Bolsonaro presta solidariedade a Moro e diz que plano de ataque 'não pode ser coincidência'
O senador e o procurador Lincoln Gakiya estão entre as autoridades que seriam vítimas de atentados planejados pelo PCC
O ex-presidente Jair Bolsonaro postou em uma rede social nesta quarta-feira (22) uma mensagem de solidariedade ao seu ex-ministro da Justiça e Segurança Pública e hoje senador Sergio Moro (União-PR), à família dele e ao procurador Lincoln Gakiya, alvos de um plano de ataque do PCC descoberto pela Polícia Federal.
Em sua postagem, Bolsonaro se refere ao assassinato do ex-prefeito petista de Santo André Celso Daniel, em 2022, à facada de que ele mesmo foi vítima, em 2018, e agora aos planos frustrados de ataque ao senador, sua família e ao procurador.
Para o ex-presidente, os três casos não podem ser "só coincidência".
- Em 2002 Celso Daniel, em 2018 Jair Bolsonaro e agora Sérgio Moro.

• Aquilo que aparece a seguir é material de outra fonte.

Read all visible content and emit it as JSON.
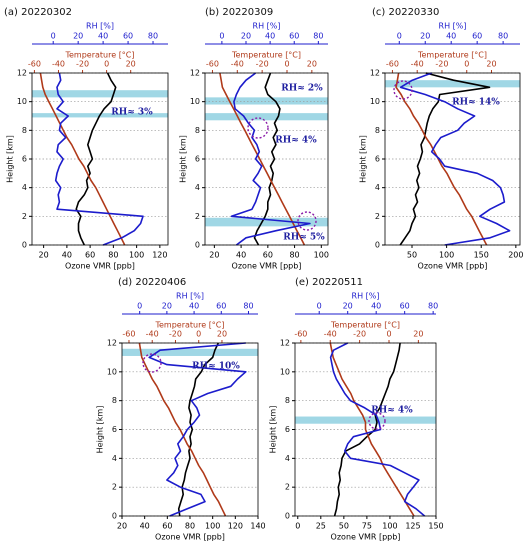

Tudo não pode ser só coincidência. O Poder absoluto a qualquer preço sempre foi o objetivo da esquerda.
-Nossa solidariedade a Sérgio Moro, Lincoln Gakiya e famíliares. A CPMI assombra os inimigos da democracia.
Ataques planejados
Nesta quarta-feira (22), a Polícia Federal cumpriu mandados de prisão contra suspeitos de planejar ataques a servidores públicos e autoridades. Entre os alvos dos criminosos estão o senador Sergio Moro (União-PR) e o promotor de Justiça Lincoln Gakiya, responsável pela maior investigação sobre o PCC (Primeiro Comando da Capital).
Até as 12h30 desta quarta, nove pessoas foram presas em São Paulo e outras duas no Paraná. O plano para a execução de Moro foi descoberto por equipes do Grupo de Atuação Especial de Combate ao Crime Organizado (Gaeco), do Ministério Público de São Paulo.
Segundo as investigações, um olheiro, ligado à facção criminosa PCC, de São Paulo, estaria fazendo campana na frente da casa do senador, em Curitiba (PR). Com a situação, uma equipe de ao menos nove policiais da inteligência da Polícia Militar do Paraná faz a escolta do senador e da família dele há mais de um mês.
Rosangela Moro
Com a descoberta do planejamento dos ataques, a mulher do senador e ex-juiz da Lava Jato Sergio Moro (União-PR), deputada federal Rosangela Moro (União-SP), reforçou a segurança pessoal, reduziu a quantidade de idas a São Paulo e também anda com carro blindado.
Nas redes sociais, Rosangela parabenizou a Polícia Federal, o presidente da Câmara dos Deputados, Arthur Lira (PP-AL), e a Polícia Legislativa.
Projeto de lei
Um projeto de lei que endurece a legislação contra o crime organizado será apresentado por Sergio Moro no Senado Federal nesta quarta-feira (22). Em uma rede social, o senador afirmou que vai se pronunciar sobre o caso nesta tarde.